Influence of the Alkyl Chain Length on the Low Temperature Phase Transitions of Imidazolium Based Ionic Liquids

• Published in: Journal of solution chemistry Vol. 51; no. 3; pp. 279 - 295
• Main Authors: Cimini, A., Palumbo, O., Trequattrini, F., Paolone, A.
• Format: Journal Article
• Language: English
• Published: New York Springer US 01.03.2022; Springer Nature B.V
• Subjects: Anions; Cations; Chains; Chemistry; Chemistry and Materials Science; Condensed Matter Physics; Crystal structure; Crystallinity; Crystallization; Density functional theory; Dihedral angle; Geochemistry; Industrial Chemistry/Chemical Engineering; Inorganic Chemistry; Ionic liquids; Ions; Liquid phases; Low temperature; Oceanography; Phase transitions; Physical Chemistry; Rings (mathematics); Rotational isomerism; Infrared spectroscopy; Alkyl chain; Phase transitions; Ionic liquid
• ISSN: 0095-9782; 1572-8927
• DOI: 10.1007/s10953-021-01079-2

The effects induced by alkyl chain length on the thermal phase behavior for a series of imidazolium based ionic liquids (ILs) containing the anion bis(trifluoromethanesulfonyl)imide (TFSI) were investigated by infrared spectroscopy combined with density functional theory (DFT) calculations. In agreement with previous results on pyrrolidinium and ammonium based ionic liquids sharing the TFSI anion, our study shows that with increasing the length of the alky chain only the less stable cis -TFSI is retained in the solid state, while for shorter chain the trans- TFSI predominates in the crystalline phase. Also, we examined the remarkable effect on the packing efficiency due to the addition of 2-hydroxyethyl group on the imidazolium cation ring, reporting that the absence of crystallization is observed in correspondence with the presence of both the conformers of TFSI in the whole temperature range (150–325 K).

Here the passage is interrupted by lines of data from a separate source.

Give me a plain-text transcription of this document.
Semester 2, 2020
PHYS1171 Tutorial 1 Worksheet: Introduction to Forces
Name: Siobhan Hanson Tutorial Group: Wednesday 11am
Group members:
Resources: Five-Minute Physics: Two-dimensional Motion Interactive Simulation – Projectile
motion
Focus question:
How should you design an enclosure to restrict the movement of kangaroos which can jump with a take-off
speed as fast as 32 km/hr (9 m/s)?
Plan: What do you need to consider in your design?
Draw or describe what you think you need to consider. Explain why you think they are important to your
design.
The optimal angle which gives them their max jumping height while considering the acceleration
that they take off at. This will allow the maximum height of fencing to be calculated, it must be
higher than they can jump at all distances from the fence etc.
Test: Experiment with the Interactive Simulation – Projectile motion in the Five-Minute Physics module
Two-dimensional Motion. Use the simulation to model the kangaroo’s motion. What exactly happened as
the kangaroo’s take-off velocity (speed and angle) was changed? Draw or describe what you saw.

Moreover, a detailed study of 1-ethyl-2,3-dimethylimidazolium-TFSI (EDMIM-TFSI) reveals the existence of cation rotational isomerism. In the liquid phase both planar ( P ) and non-planar ( Np ) conformers are present in the equilibrium, while a conformational change for the CNCC dihedral angle of the EDMIM cation leads to stabilize the formation of the more stable non-planar geometry in the crystalline phase.